The Federal Reserve chose to forge ahead with another rate hike in March in spite of the banking industry facing significant pressure related to rapid hikes. Wednesday, March 22, the Federal Open Market Committee opted to raise the bank overnight lending rate another 25 basis points to a range of 4.75% to 5%, its highest level since 2007.
“The U.S. banking system is sound and resilient,” the Fed said in a statement announcing the hike. “Recent developments are likely to result in tighter credit conditions for households and businesses and to weigh on economic activity, hiring, and inflation. The extent of these effects is uncertain. The Committee remains highly attentive to inflation risks.”
This is the Fed’s ninth rate hike since March 2022. The federal funds rate was brought down to near-zero at the COVID-19 pandemic onset and stayed that low until inflation started rising well above the Fed’s target. Annual consumer price inflation peaked at 9.1% in June 2022 and has steadily but slowly fallen since. In the latest reading for February, consumer prices are still charging ahead at a 6% annual rate, triple the 2% target rate. Meanwhile, the Fed’s preferred inflation gauge showed inflation rose from December to January in the latest available data, defying rate hikes meant to slow price increases.
What does the bank crisis have to do with rate hikes?
Silicon Valley Bank officially collapsed on March 10 after customers initiated a bank run, triggered by liquidity concerns. The California-based bank had too much customer money tied up in lower-interest government securities and when the bank signaled that it needed to raise capital and sell bonds at a loss, customers and investors panicked.
“They put massive amounts of long-term government bonds on the books and other deposits were short term, so they had a horrible interest-rate mismatch,” former FDIC Chair Bill Isaac explained.

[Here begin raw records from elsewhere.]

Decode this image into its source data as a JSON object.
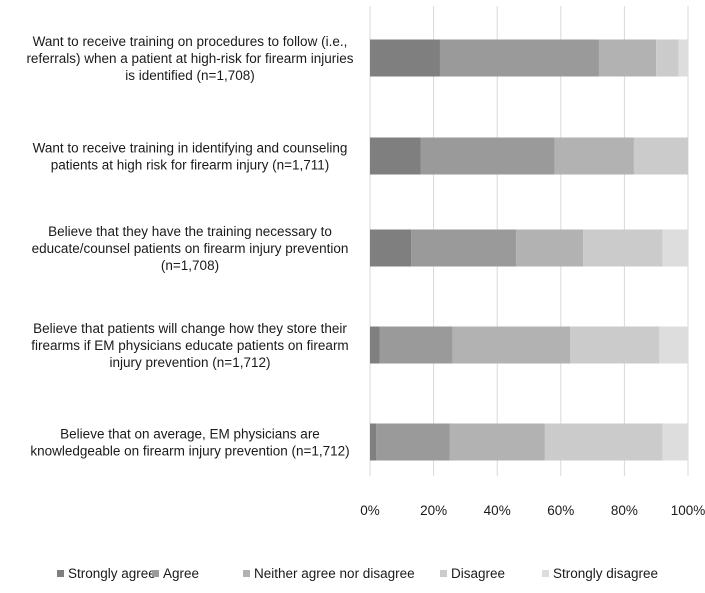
{
  "chart_data": {
    "type": "bar",
    "orientation": "horizontal",
    "stacked": true,
    "normalized_percent": true,
    "title": "",
    "xlabel": "",
    "ylabel": "",
    "xlim": [
      0,
      100
    ],
    "x_ticks": [
      "0%",
      "20%",
      "40%",
      "60%",
      "80%",
      "100%"
    ],
    "grid": "vertical",
    "legend_position": "bottom",
    "categories": [
      "Want to receive training on procedures to follow (i.e., referrals) when a patient at high-risk for firearm injuries is identified (n=1,708)",
      "Want to receive training in identifying and counseling patients at high risk for firearm injury (n=1,711)",
      "Believe that they have the training necessary to educate/counsel patients on firearm injury prevention (n=1,708)",
      "Believe that patients will change how they store their firearms if EM physicians educate patients on firearm injury prevention (n=1,712)",
      "Believe that on average, EM physicians are knowledgeable on firearm injury prevention (n=1,712)"
    ],
    "category_lines": [
      [
        "Want to receive training on procedures to follow (i.e.,",
        "referrals) when a patient at high-risk for firearm injuries",
        "is identified (n=1,708)"
      ],
      [
        "Want to receive training in identifying and counseling",
        "patients at high risk for firearm injury (n=1,711)"
      ],
      [
        "Believe that they have the training necessary to",
        "educate/counsel patients on firearm injury prevention",
        "(n=1,708)"
      ],
      [
        "Believe that patients will change how they store their",
        "firearms if EM physicians educate patients on firearm",
        "injury prevention (n=1,712)"
      ],
      [
        "Believe that on average, EM physicians are",
        "knowledgeable on firearm injury prevention (n=1,712)"
      ]
    ],
    "series": [
      {
        "name": "Strongly agree",
        "color": "#7f7f7f",
        "values": [
          22,
          16,
          13,
          3,
          2
        ]
      },
      {
        "name": "Agree",
        "color": "#9a9a9a",
        "values": [
          50,
          42,
          33,
          23,
          23
        ]
      },
      {
        "name": "Neither agree nor disagree",
        "color": "#b2b2b2",
        "values": [
          18,
          25,
          21,
          37,
          30
        ]
      },
      {
        "name": "Disagree",
        "color": "#cbcbcb",
        "values": [
          7,
          17,
          25,
          28,
          37
        ]
      },
      {
        "name": "Strongly disagree",
        "color": "#dddddd",
        "values": [
          3,
          0,
          8,
          9,
          8
        ]
      }
    ]
  }
}
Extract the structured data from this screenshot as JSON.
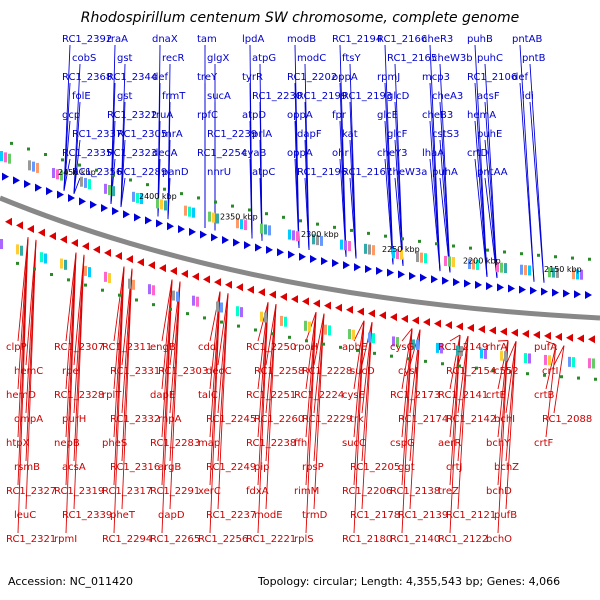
{
  "title": "Rhodospirillum centenum SW chromosome, complete genome",
  "accession": "Accession: NC_011420",
  "topology": "Topology: circular; Length: 4,355,543 bp; Genes: 4,066",
  "colors": {
    "forward": "#0000dd",
    "reverse": "#dd0000",
    "backbone": "#888888",
    "tick": "#2a8a2a",
    "forward_label": "#0000cc",
    "reverse_label": "#cc0000"
  },
  "kbp_marks": [
    "2450 kbp",
    "2400 kbp",
    "2350 kbp",
    "2300 kbp",
    "2250 kbp",
    "2200 kbp",
    "2150 kbp"
  ],
  "forward_labels": [
    "RC1_2392",
    "cobS",
    "RC1_2368",
    "folE",
    "gcp",
    "RC1_2337",
    "RC1_2335",
    "RC1_2356",
    "rraA",
    "gst",
    "RC1_2344",
    "gst",
    "RC1_2322",
    "RC1_2305",
    "RC1_2323",
    "RC1_2289",
    "dnaX",
    "recR",
    "def",
    "frmT",
    "truA",
    "mrA",
    "deoA",
    "panD",
    "tam",
    "glgX",
    "treY",
    "sucA",
    "rpfC",
    "RC1_2239",
    "RC1_2254",
    "nnrU",
    "lpdA",
    "atpG",
    "tyrR",
    "RC1_2230",
    "atpD",
    "prlA",
    "cyaB",
    "atpC",
    "modB",
    "modC",
    "RC1_2202",
    "RC1_2199",
    "oppA",
    "dapF",
    "oppA",
    "RC1_2196",
    "RC1_2194",
    "ftsY",
    "oppA",
    "RC1_2193",
    "fpr",
    "kat",
    "ohr",
    "RC1_2167",
    "RC1_2166",
    "RC1_2165",
    "rpmJ",
    "glcD",
    "glcE",
    "glcF",
    "cheY3",
    "cheW3a",
    "cheR3",
    "cheW3b",
    "mcp3",
    "cheA3",
    "cheB3",
    "cstS3",
    "lhaA",
    "puhA",
    "puhB",
    "puhC",
    "RC1_2106",
    "acsF",
    "hemA",
    "puhE",
    "crtD",
    "pntAA",
    "pntAB",
    "pntB",
    "def",
    "idi"
  ],
  "reverse_labels": [
    "clpP",
    "hemC",
    "hemD",
    "ompA",
    "htpX",
    "rsmB",
    "RC1_2327",
    "leuC",
    "RC1_2321",
    "RC1_2307",
    "rpe",
    "RC1_2328",
    "purH",
    "nepB",
    "acsA",
    "RC1_2319",
    "RC1_2339",
    "rpmI",
    "RC1_2311",
    "RC1_2331",
    "rplT",
    "RC1_2332",
    "pheS",
    "RC1_2316",
    "RC1_2317",
    "pheT",
    "RC1_2294",
    "engB",
    "RC1_2303",
    "dapE",
    "rnpA",
    "RC1_2283",
    "argB",
    "RC1_2291",
    "dapD",
    "RC1_2265",
    "cdd",
    "deoC",
    "talC",
    "RC1_2245",
    "map",
    "RC1_2249",
    "xerC",
    "RC1_2237",
    "RC1_2256",
    "RC1_2250",
    "RC1_2258",
    "RC1_2251",
    "RC1_2260",
    "RC1_2238",
    "pip",
    "fdxA",
    "modE",
    "RC1_2221",
    "rpoH",
    "RC1_2228",
    "RC1_2224",
    "RC1_2229",
    "ffh",
    "rpsP",
    "rimM",
    "trmD",
    "rplS",
    "apbE",
    "sucD",
    "cysE",
    "trk",
    "sucC",
    "RC1_2205",
    "RC1_2206",
    "RC1_2178",
    "RC1_2180",
    "cysG",
    "cysI",
    "RC1_2173",
    "RC1_2174",
    "cspG",
    "ggt",
    "RC1_2138",
    "RC1_2139",
    "RC1_2140",
    "RC1_2149",
    "RC1_2154",
    "RC1_2141",
    "RC1_2142",
    "aerR",
    "crtJ",
    "treZ",
    "RC1_2121",
    "RC1_2122",
    "rhrA",
    "c552",
    "crtE",
    "bchI",
    "bchY",
    "bchZ",
    "bchD",
    "pufB",
    "bchO",
    "pufA",
    "crtI",
    "crtB",
    "RC1_2088",
    "crtF"
  ]
}
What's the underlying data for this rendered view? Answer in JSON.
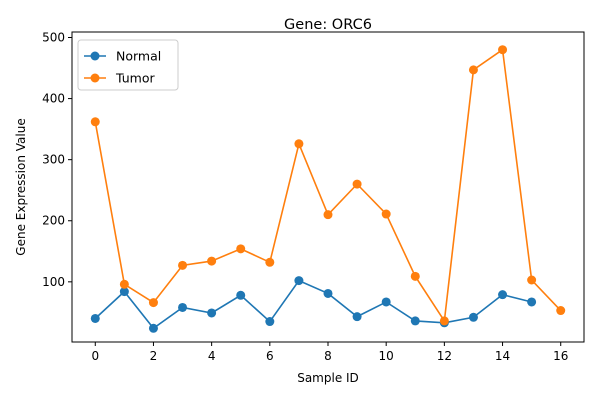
{
  "chart_data": {
    "type": "line",
    "title": "Gene: ORC6",
    "xlabel": "Sample ID",
    "ylabel": "Gene Expression Value",
    "xlim": [
      -0.8,
      16.8
    ],
    "ylim": [
      1.5,
      509
    ],
    "xticks": [
      0,
      2,
      4,
      6,
      8,
      10,
      12,
      14,
      16
    ],
    "yticks": [
      100,
      200,
      300,
      400,
      500
    ],
    "grid": false,
    "legend_position": "top-left",
    "series": [
      {
        "name": "Normal",
        "color": "#1f77b4",
        "x": [
          0,
          1,
          2,
          3,
          4,
          5,
          6,
          7,
          8,
          9,
          10,
          11,
          12,
          13,
          14,
          15
        ],
        "values": [
          40,
          84,
          24,
          58,
          49,
          78,
          35,
          102,
          81,
          43,
          67,
          36,
          33,
          42,
          79,
          67
        ]
      },
      {
        "name": "Tumor",
        "color": "#ff7f0e",
        "x": [
          0,
          1,
          2,
          3,
          4,
          5,
          6,
          7,
          8,
          9,
          10,
          11,
          12,
          13,
          14,
          15,
          16
        ],
        "values": [
          362,
          96,
          66,
          127,
          134,
          154,
          132,
          326,
          210,
          260,
          211,
          109,
          36,
          447,
          480,
          103,
          53
        ]
      }
    ]
  }
}
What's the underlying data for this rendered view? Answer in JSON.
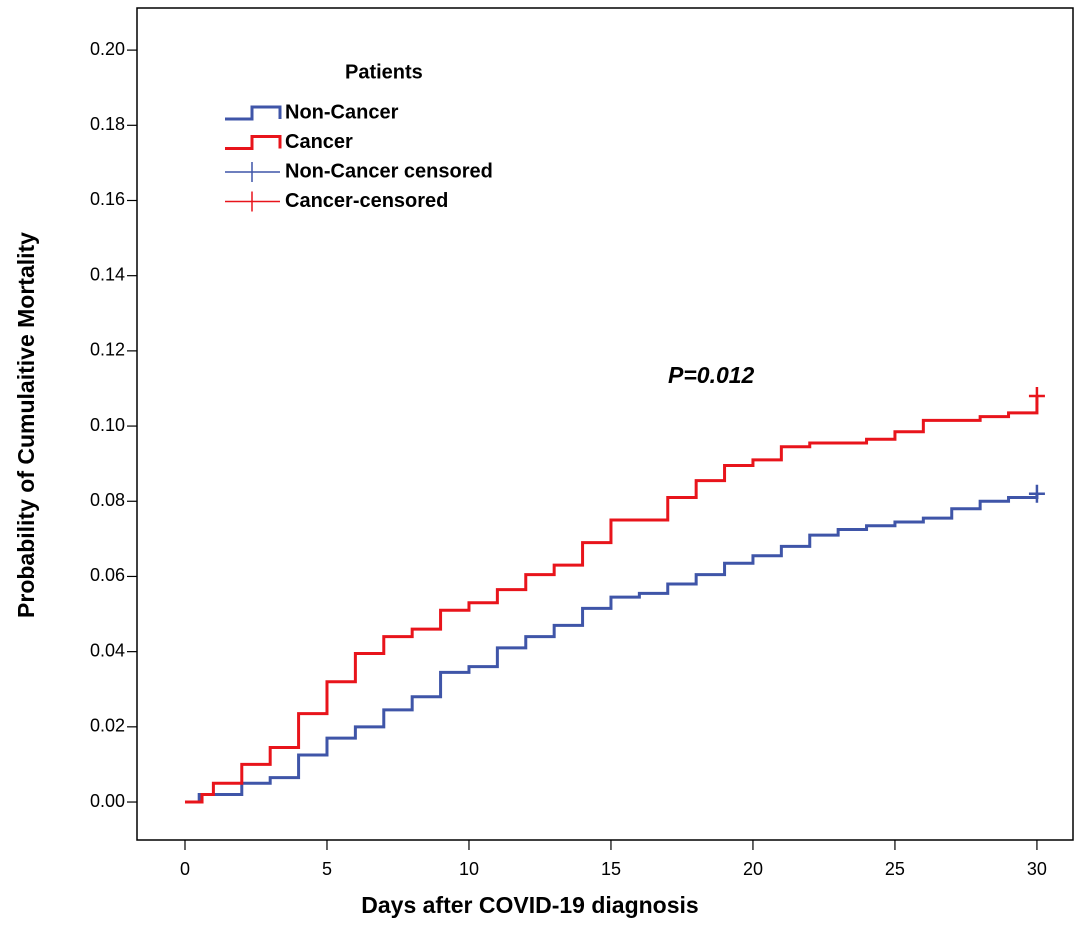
{
  "chart_data": {
    "type": "step",
    "x_label": "Days after COVID-19 diagnosis",
    "y_label": "Probability of Cumulaitive Mortality",
    "legend_title": "Patients",
    "annotation": "P=0.012",
    "xlim": [
      -1.69,
      31.27
    ],
    "ylim": [
      -0.0101,
      0.2112
    ],
    "xticks": [
      0,
      5,
      10,
      15,
      20,
      25,
      30
    ],
    "yticks": [
      {
        "value": 0,
        "label": "0.00"
      },
      {
        "value": 0.02,
        "label": "0.02"
      },
      {
        "value": 0.04,
        "label": "0.04"
      },
      {
        "value": 0.06,
        "label": "0.06"
      },
      {
        "value": 0.08,
        "label": "0.08"
      },
      {
        "value": 0.1,
        "label": "0.10"
      },
      {
        "value": 0.12,
        "label": "0.12"
      },
      {
        "value": 0.14,
        "label": "0.14"
      },
      {
        "value": 0.16,
        "label": "0.16"
      },
      {
        "value": 0.18,
        "label": "0.18"
      },
      {
        "value": 0.2,
        "label": "0.20"
      }
    ],
    "series": [
      {
        "name": "Non-Cancer",
        "color": "#3f55a8",
        "x": [
          0,
          0.5,
          2,
          3,
          4,
          5,
          6,
          7,
          8,
          9,
          10,
          11,
          12,
          13,
          14,
          15,
          16,
          17,
          18,
          19,
          20,
          21,
          22,
          23,
          24,
          25,
          26,
          27,
          28,
          29,
          30
        ],
        "values": [
          0,
          0.002,
          0.005,
          0.0065,
          0.0125,
          0.017,
          0.02,
          0.0245,
          0.028,
          0.0345,
          0.036,
          0.041,
          0.044,
          0.047,
          0.0515,
          0.0545,
          0.0555,
          0.058,
          0.0605,
          0.0635,
          0.0655,
          0.068,
          0.071,
          0.0725,
          0.0735,
          0.0745,
          0.0755,
          0.078,
          0.08,
          0.081,
          0.082
        ]
      },
      {
        "name": "Cancer",
        "color": "#e8141b",
        "x": [
          0,
          0.6,
          1,
          2,
          3,
          4,
          5,
          6,
          7,
          8,
          9,
          10,
          11,
          12,
          13,
          14,
          15,
          17,
          18,
          19,
          20,
          21,
          22,
          24,
          25,
          26,
          28,
          29,
          30
        ],
        "values": [
          0,
          0.002,
          0.005,
          0.01,
          0.0145,
          0.0235,
          0.032,
          0.0395,
          0.044,
          0.046,
          0.051,
          0.053,
          0.0565,
          0.0605,
          0.063,
          0.069,
          0.075,
          0.081,
          0.0855,
          0.0895,
          0.091,
          0.0945,
          0.0955,
          0.0965,
          0.0985,
          0.1015,
          0.1025,
          0.1035,
          0.108
        ]
      },
      {
        "name": "Non-Cancer censored",
        "color": "#3f55a8",
        "censored": true,
        "x": [
          30
        ],
        "values": [
          0.082
        ]
      },
      {
        "name": "Cancer-censored",
        "color": "#e8141b",
        "censored": true,
        "x": [
          30
        ],
        "values": [
          0.108
        ]
      }
    ]
  }
}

When the Fed started rapidly increasing interest rates starting in March 2022, it put the bank’s securities underwater. Because interest rates had gone up, their lower-interest yielding bonds were worth less on the open market. On March 8, the bank announced it sold $21 billion worth of bonds at a $1.8 billion loss.
How has the Fed responded to the crisis?
Silicon Valley Bank is not the only institution to face a liquidity crisis over rapidly rising rates. To plug the hole exposed by the SVB failure and prevent more bank runs, the Fed announced it would be providing additional lending opportunities to banks that may be facing liquidity problems.
The Fed also made it easier for banks to borrow from its discount window and banks took advantage more than ever before in history. In one week, banks borrowed $152.85 billion, up from $4.58 billion the week before. It was way more than the previous record set during the 2008 financial crisis of $111 billion.